BGH Beschluss v. - VIII ZR 136/22

Instanzenzug: Az: 32 U 347/22vorgehend LG München I Az: 41 O 14700/20

Gründe

I.

1Die Klägerin hat die Beklagte auf Zahlung von insgesamt 5.010,65 € nebst Zinsen in Anspruch genommen. Die Beklagte hat die Ansprüche in Abrede gestellt und widerklagend beantragt, die Zwangsvollstreckung der Klägerin aus dem Urteil des Landgerichts München I vom (15 O 12185/19), mit dem die Beklagte zur Zahlung von 13.595,53 € verurteilt worden war, für unzulässig zu erklären, sowie die Klägerin zur Herausgabe der vollstreckbaren Ausfertigung des genannten Urteils und zur Zahlung von 67.377,74 € nebst Zinsen an die Beklagte zu verurteilen. Das Amtsgericht hat der Klage stattgegeben und die Widerklage abgewiesen. Das Berufungsgericht hat die Berufung der Beklagten durch Beschluss gemäß § 522 Abs. 2 ZPO zurückgewiesen und den Gegenstandswert für das Berufungsverfahren auf 85.983,92 € festgesetzt.

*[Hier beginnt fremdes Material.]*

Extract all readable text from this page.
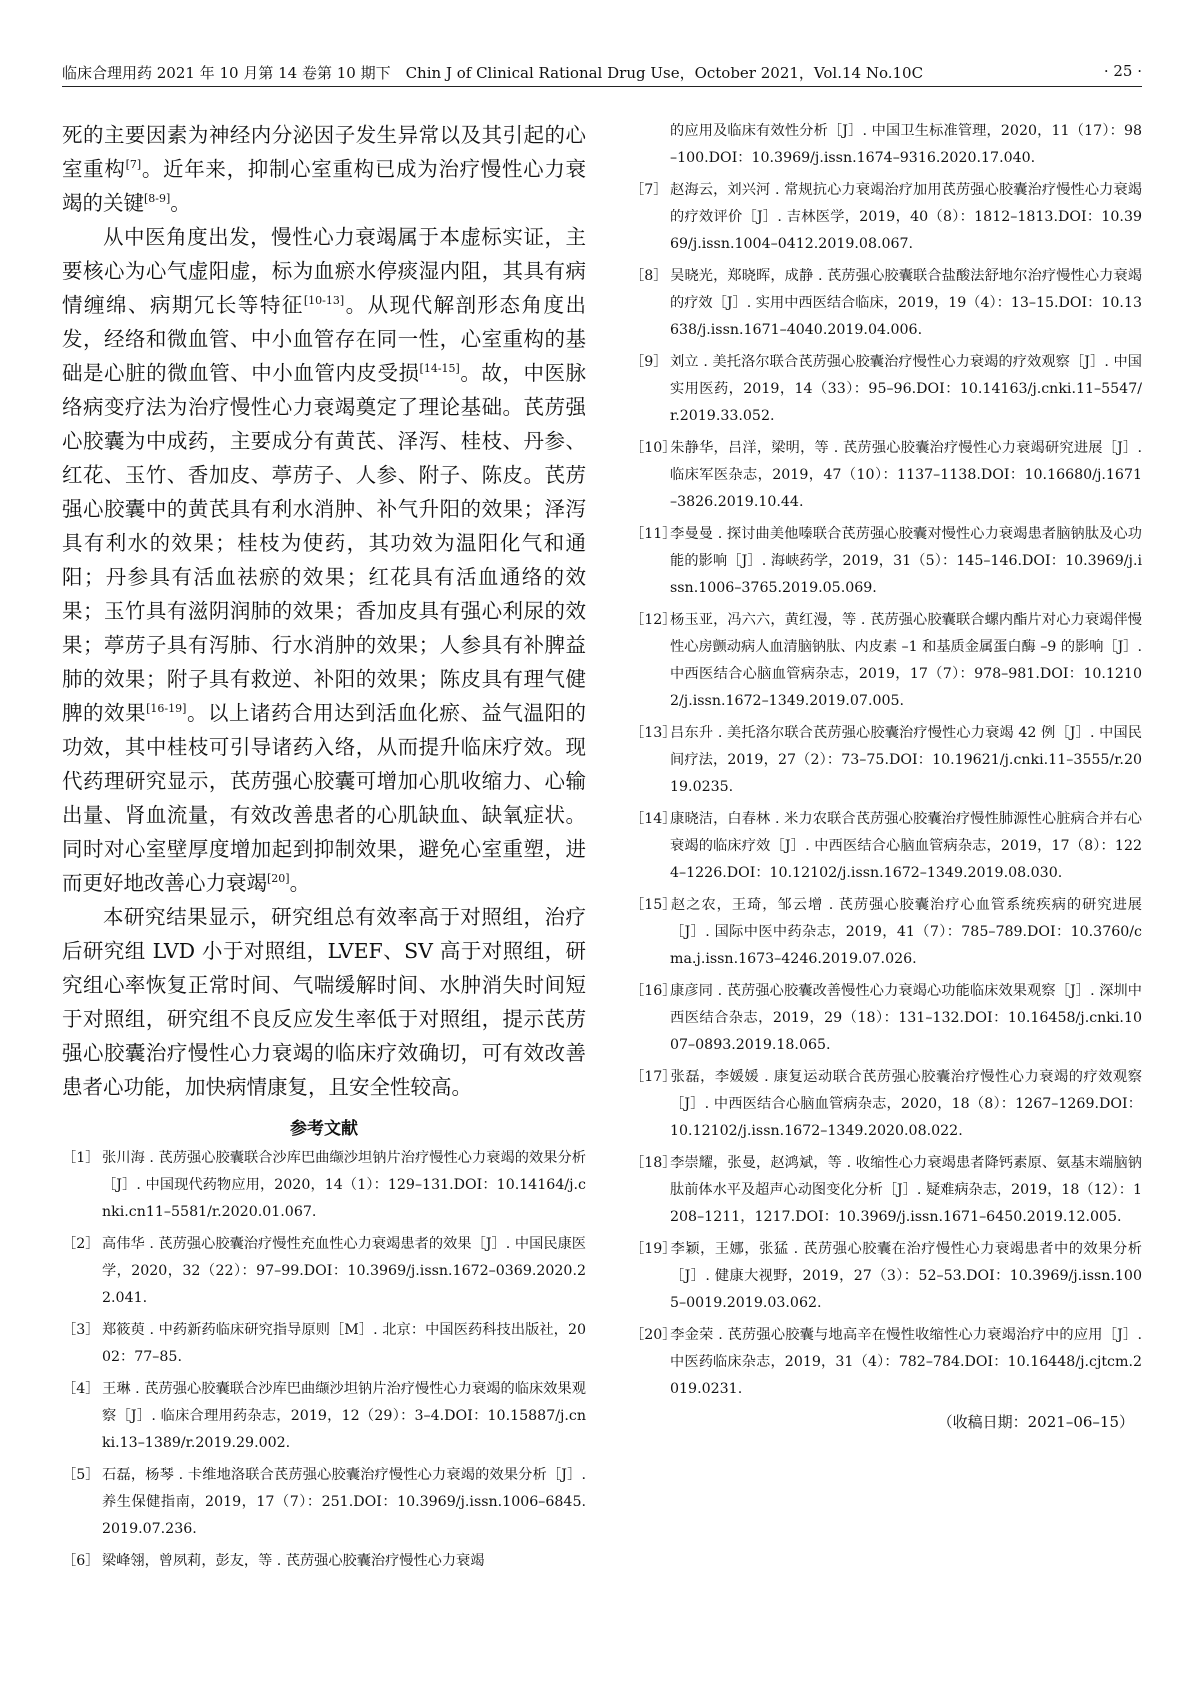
临床合理用药 2021 年 10 月第 14 卷第 10 期下　Chin J of Clinical Rational Drug Use，October 2021，Vol.14 No.10C	· 25 ·

死的主要因素为神经内分泌因子发生异常以及其引起的心室重构[7]。近年来，抑制心室重构已成为治疗慢性心力衰竭的关键[8-9]。

从中医角度出发，慢性心力衰竭属于本虚标实证，主要核心为心气虚阳虚，标为血瘀水停痰湿内阻，其具有病情缠绵、病期冗长等特征[10-13]。从现代解剖形态角度出发，经络和微血管、中小血管存在同一性，心室重构的基础是心脏的微血管、中小血管内皮受损[14-15]。故，中医脉络病变疗法为治疗慢性心力衰竭奠定了理论基础。芪苈强心胶囊为中成药，主要成分有黄芪、泽泻、桂枝、丹参、红花、玉竹、香加皮、葶苈子、人参、附子、陈皮。芪苈强心胶囊中的黄芪具有利水消肿、补气升阳的效果；泽泻具有利水的效果；桂枝为使药，其功效为温阳化气和通阳；丹参具有活血祛瘀的效果；红花具有活血通络的效果；玉竹具有滋阴润肺的效果；香加皮具有强心利尿的效果；葶苈子具有泻肺、行水消肿的效果；人参具有补脾益肺的效果；附子具有救逆、补阳的效果；陈皮具有理气健脾的效果[16-19]。以上诸药合用达到活血化瘀、益气温阳的功效，其中桂枝可引导诸药入络，从而提升临床疗效。现代药理研究显示，芪苈强心胶囊可增加心肌收缩力、心输出量、肾血流量，有效改善患者的心肌缺血、缺氧症状。同时对心室壁厚度增加起到抑制效果，避免心室重塑，进而更好地改善心力衰竭[20]。

本研究结果显示，研究组总有效率高于对照组，治疗后研究组 LVD 小于对照组，LVEF、SV 高于对照组，研究组心率恢复正常时间、气喘缓解时间、水肿消失时间短于对照组，研究组不良反应发生率低于对照组，提示芪苈强心胶囊治疗慢性心力衰竭的临床疗效确切，可有效改善患者心功能，加快病情康复，且安全性较高。

参考文献

［1］ 张川海 . 芪苈强心胶囊联合沙库巴曲缬沙坦钠片治疗慢性心力衰竭的效果分析［J］. 中国现代药物应用，2020，14（1）：129–131.DOI：10.14164/j.cnki.cn11–5581/r.2020.01.067.

［2］ 高伟华 . 芪苈强心胶囊治疗慢性充血性心力衰竭患者的效果［J］. 中国民康医学，2020，32（22）：97–99.DOI：10.3969/j.issn.1672–0369.2020.22.041.

［3］ 郑筱萸 . 中药新药临床研究指导原则［M］. 北京：中国医药科技出版社，2002：77–85.

［4］ 王琳 . 芪苈强心胶囊联合沙库巴曲缬沙坦钠片治疗慢性心力衰竭的临床效果观察［J］. 临床合理用药杂志，2019，12（29）：3–4.DOI：10.15887/j.cnki.13–1389/r.2019.29.002.

［5］ 石磊，杨琴 . 卡维地洛联合芪苈强心胶囊治疗慢性心力衰竭的效果分析［J］. 养生保健指南，2019，17（7）：251.DOI：10.3969/j.issn.1006–6845.2019.07.236.

［6］ 梁峰翎，曾夙莉，彭友，等 . 芪苈强心胶囊治疗慢性心力衰竭

的应用及临床有效性分析［J］. 中国卫生标准管理，2020，11（17）：98–100.DOI：10.3969/j.issn.1674–9316.2020.17.040.

［7］ 赵海云，刘兴河 . 常规抗心力衰竭治疗加用芪苈强心胶囊治疗慢性心力衰竭的疗效评价［J］. 吉林医学，2019，40（8）：1812–1813.DOI：10.3969/j.issn.1004–0412.2019.08.067.

［8］ 吴晓光，郑晓晖，成静 . 芪苈强心胶囊联合盐酸法舒地尔治疗慢性心力衰竭的疗效［J］. 实用中西医结合临床，2019，19（4）：13–15.DOI：10.13638/j.issn.1671–4040.2019.04.006.

［9］ 刘立 . 美托洛尔联合芪苈强心胶囊治疗慢性心力衰竭的疗效观察［J］. 中国实用医药，2019，14（33）：95–96.DOI：10.14163/j.cnki.11–5547/r.2019.33.052.

［10］朱静华，吕洋，梁明，等 . 芪苈强心胶囊治疗慢性心力衰竭研究进展［J］. 临床军医杂志，2019，47（10）：1137–1138.DOI：10.16680/j.1671–3826.2019.10.44.

［11］李曼曼 . 探讨曲美他嗪联合芪苈强心胶囊对慢性心力衰竭患者脑钠肽及心功能的影响［J］. 海峡药学，2019，31（5）：145–146.DOI：10.3969/j.issn.1006–3765.2019.05.069.

［12］杨玉亚，冯六六，黄红漫，等 . 芪苈强心胶囊联合螺内酯片对心力衰竭伴慢性心房颤动病人血清脑钠肽、内皮素 –1 和基质金属蛋白酶 –9 的影响［J］. 中西医结合心脑血管病杂志，2019，17（7）：978–981.DOI：10.12102/j.issn.1672–1349.2019.07.005.

［13］吕东升 . 美托洛尔联合芪苈强心胶囊治疗慢性心力衰竭 42 例［J］. 中国民间疗法，2019，27（2）：73–75.DOI：10.19621/j.cnki.11–3555/r.2019.0235.

［14］康晓洁，白春林 . 米力农联合芪苈强心胶囊治疗慢性肺源性心脏病合并右心衰竭的临床疗效［J］. 中西医结合心脑血管病杂志，2019，17（8）：1224–1226.DOI：10.12102/j.issn.1672–1349.2019.08.030.

［15］赵之农，王琦，邹云增 . 芪苈强心胶囊治疗心血管系统疾病的研究进展［J］. 国际中医中药杂志，2019，41（7）：785–789.DOI：10.3760/cma.j.issn.1673–4246.2019.07.026.

［16］康彦同 . 芪苈强心胶囊改善慢性心力衰竭心功能临床效果观察［J］. 深圳中西医结合杂志，2019，29（18）：131–132.DOI：10.16458/j.cnki.1007–0893.2019.18.065.

［17］张磊，李媛媛 . 康复运动联合芪苈强心胶囊治疗慢性心力衰竭的疗效观察［J］. 中西医结合心脑血管病杂志，2020，18（8）：1267–1269.DOI：10.12102/j.issn.1672–1349.2020.08.022.

［18］李崇耀，张曼，赵鸿斌，等 . 收缩性心力衰竭患者降钙素原、氨基末端脑钠肽前体水平及超声心动图变化分析［J］. 疑难病杂志，2019，18（12）：1208–1211，1217.DOI：10.3969/j.issn.1671–6450.2019.12.005.

［19］李颖，王娜，张猛 . 芪苈强心胶囊在治疗慢性心力衰竭患者中的效果分析［J］. 健康大视野，2019，27（3）：52–53.DOI：10.3969/j.issn.1005–0019.2019.03.062.

［20］李金荣 . 芪苈强心胶囊与地高辛在慢性收缩性心力衰竭治疗中的应用［J］. 中医药临床杂志，2019，31（4）：782–784.DOI：10.16448/j.cjtcm.2019.0231.

（收稿日期：2021–06–15）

2Die Beklagte hat den Antragsteller mit ihrer Vertretung im Verfahren der Beschwerde gegen die Nichtzulassung der Revision beauftragt. Mit ihrer Nichtzulassungsbeschwerdebegründung hat sie für den Fall der Revisionszulassung angekündigt, ihre Verurteilung lediglich in Höhe von 4.610,65 € nebst Zinsen sowie die Abweisung ihrer Widerklage lediglich in Höhe von 35.351,47 € nebst Zinsen zu Fall bringen zu wollen.

3Mit Beschluss vom hat der Senat die Nichtzulassungsbeschwerde der Beklagten zurückgewiesen und den Wert des Beschwerdeverfahrens auf 39.962,12 € festgesetzt.

4Der Antragsteller beantragt, den Gegenstandswert seiner anwaltlichen Tätigkeit im Nichtzulassungsbeschwerdeverfahren auf 85.983,92 € festzusetzen. Er hat hierzu ausgeführt, dass sich das ihm übertragene Mandat auf die vollumfängliche Prüfung der Verteidigungsmöglichkeiten der Beklagten gegen die Entscheidung des Berufungsgerichts bezogen habe und dementsprechend die Rechtsmitteleinlegung uneingeschränkt erfolgt sei. Die hierzu angehörte Beklagte hat keine Stellungnahme abgegeben.

II.

5Der Wert des Gegenstands der anwaltlichen Tätigkeit des Antragstellers für das Nichtzulassungsbeschwerdeverfahren der Beklagten ist auf 85.983,92 € festzusetzen.

61. Gemäß § 33 Abs. 1 RVG setzt das Gericht des Rechtszugs den Wert des Gegenstands der anwaltlichen Tätigkeit auf Antrag durch Beschluss selbständig fest, wenn sich die Gebühren in einem gerichtlichen Verfahren nicht nach dem für die Gerichtsgebühren maßgebenden Wert berechnen. Diese Voraussetzungen sind vorliegend gegeben, da der Gegenstand des gerichtlichen Verfahrens und der Gegenstand der anwaltlichen Tätigkeit des Antragstellers im Nichtzulassungsbeschwerdeverfahren nicht übereinstimmen.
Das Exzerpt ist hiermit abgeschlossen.